Aber Bergman denkt gar nicht daran, lange auf dem Abstellgleis zu verweilen. Er schlägt mit seinen Mitteln zurück, indem er einen befreundeten Redakteur der New York Times von diesem Skandal berichtet. Die entscheiden sich nach kurzer Recherche für eine Veröffentlichung dieses Angriffs auf die Pressefreiheit auf der ersten Seite ihrer Zeitung. Ein Schachzug, der natürlich ein großes Interesse am nichtgesendeten Beitrag erzeugt. Dem müssen die TV Bosse schließlich nachgeben: Das Interview wird gesendet. Doch Bergman hat genug von seinen alten Kollegen und kündigt seinen Job bei „60 Minutes“, weil gegenüber zukünftigen Informanten nicht noch einmal als Verräter dastehen will. Er ist nicht käuflich.

Zum packenden Geschehen gesellt sich eine brillante Kameraarbeit (Dante Spinotti), oftmals aus der Hand gefilmt, manchmal in Zeitlupe, immer unglaublich konzentriert auf Handlung und Personen. Die Montage, die Komposition von Geräuschen, die Filmmusik offenbaren die Handschrift eines ganz großen Regisseurs: Michael Mann, einer der wenigen Autorenfilmer Hollywoods. Seine Werke sind stets ebenso eigenwillig wie spannend.

Es gibt zwei Schwachpunkte im Film. Zum einen agiert Wigands Frau in ihrer Zickigkeit zu eindimensional. Da stellen sich bei der Trennung des Ehepaares regelrechte Glücksgefühle ein: Gottseidank ist er diese Tante endlich los. Ein komplexeres Verhalten wäre natürlich dramatischer gewesen und nur darum geht’s, nicht darum, welchen Charakter die reale Mrs. Wigand hatte. Des weiteren zahlt auch diese Geschichte ihren Preis für die Fokussierung auf zwei Hauptdarsteller: Die emotionale Anteilnahme wird gerecht aufgeteilt, aber nicht bis zum Anschlag maximiert. Dafür hätte man die Geschichte ganz aus Wigands Perspektive erzählen müssen. Aber dann wären die journalistischen Internas natürlich auf der Strecke geblieben. Eine Frage der Abwägung. Was ist wichtiger: die Eskalation der emotionalen Anteilnahme für den Protagonisten oder der Medienkrimi?
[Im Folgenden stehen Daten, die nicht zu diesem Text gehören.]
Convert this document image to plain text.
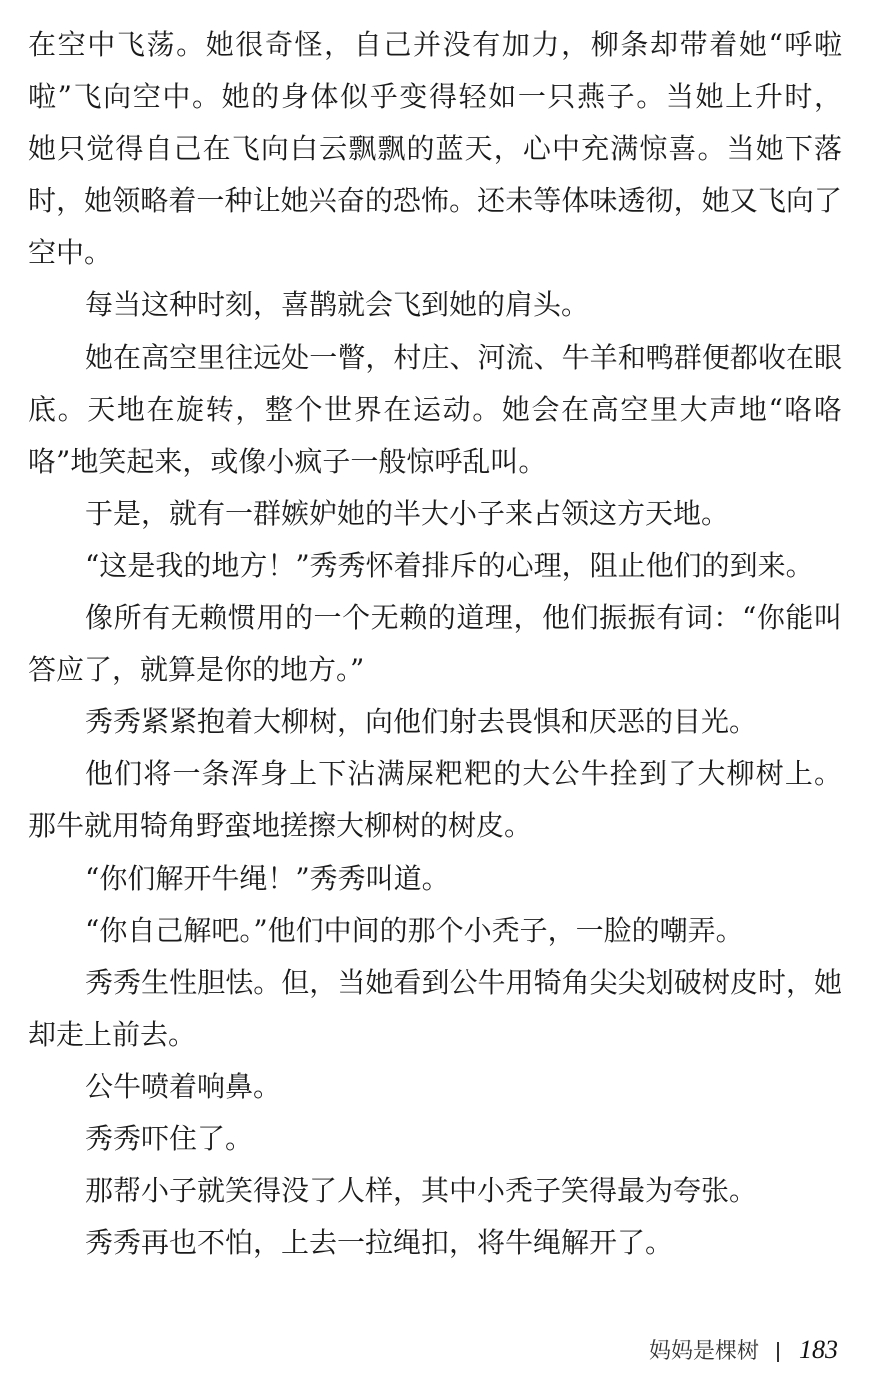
在空中飞荡。她很奇怪，自己并没有加力，柳条却带着她“呼啦
啦”飞向空中。她的身体似乎变得轻如一只燕子。当她上升时，
她只觉得自己在飞向白云飘飘的蓝天，心中充满惊喜。当她下落
时，她领略着一种让她兴奋的恐怖。还未等体味透彻，她又飞向了
空中。
每当这种时刻，喜鹊就会飞到她的肩头。
她在高空里往远处一瞥，村庄、河流、牛羊和鸭群便都收在眼
底。天地在旋转，整个世界在运动。她会在高空里大声地“咯咯
咯”地笑起来，或像小疯子一般惊呼乱叫。
于是，就有一群嫉妒她的半大小子来占领这方天地。
“这是我的地方！”秀秀怀着排斥的心理，阻止他们的到来。
像所有无赖惯用的一个无赖的道理，他们振振有词：“你能叫
答应了，就算是你的地方。”
秀秀紧紧抱着大柳树，向他们射去畏惧和厌恶的目光。
他们将一条浑身上下沾满屎粑粑的大公牛拴到了大柳树上。
那牛就用犄角野蛮地搓擦大柳树的树皮。
“你们解开牛绳！”秀秀叫道。
“你自己解吧。”他们中间的那个小秃子，一脸的嘲弄。
秀秀生性胆怯。但，当她看到公牛用犄角尖尖划破树皮时，她
却走上前去。
公牛喷着响鼻。
秀秀吓住了。
那帮小子就笑得没了人样，其中小秃子笑得最为夸张。
秀秀再也不怕，上去一拉绳扣，将牛绳解开了。
妈妈是棵树 183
7 Emojis zur Bewertung eines Spielfilms, hier 6 blaue Smileys und 1 schwarzes trauriges Gesicht für "Insider"

L.A. Confidential (Curtis Hanson) USA 1997

Die Romanvorlage dieses brillanten Thrillers stammt von James Ellroy, einem Vertreter sogenannter Hard-boiled-Krimis. Entsprechend düster und blutig geht’s in „L.A. Confidential“ zur Sache. Die Erzählerstimme des Boulevard-Reporters Sid Hudgens (Danny de Vito) ist der Pacemaker der Geschichte. Die Vorstellung der drei Protagonisten, allesamt Mitglieder einer Mordkommission des LAPD, ist schon genial. Sie erfolgt im Stile einer erkennungsdienstlichen Behandlung und einer charakterisierenden kurzen Spielszene. Schon ist man ganz bei ihnen, bei dem jungen, noch unerfahrenen, aber wandlungsfähigen Lieutenant Ed Exley (Guy Pearce); dem einfach gestrickten, schlagkräftigen und nicht korrumpierbaren Police Officer Bud White (Russell Crowe) mit einem großen Herz für Frauen, denen Gewalt angetan wird; sowie dem eitlen, publicitysüchtigen und cleveren Sergeant Jack Vincennes (Kevin Spacey).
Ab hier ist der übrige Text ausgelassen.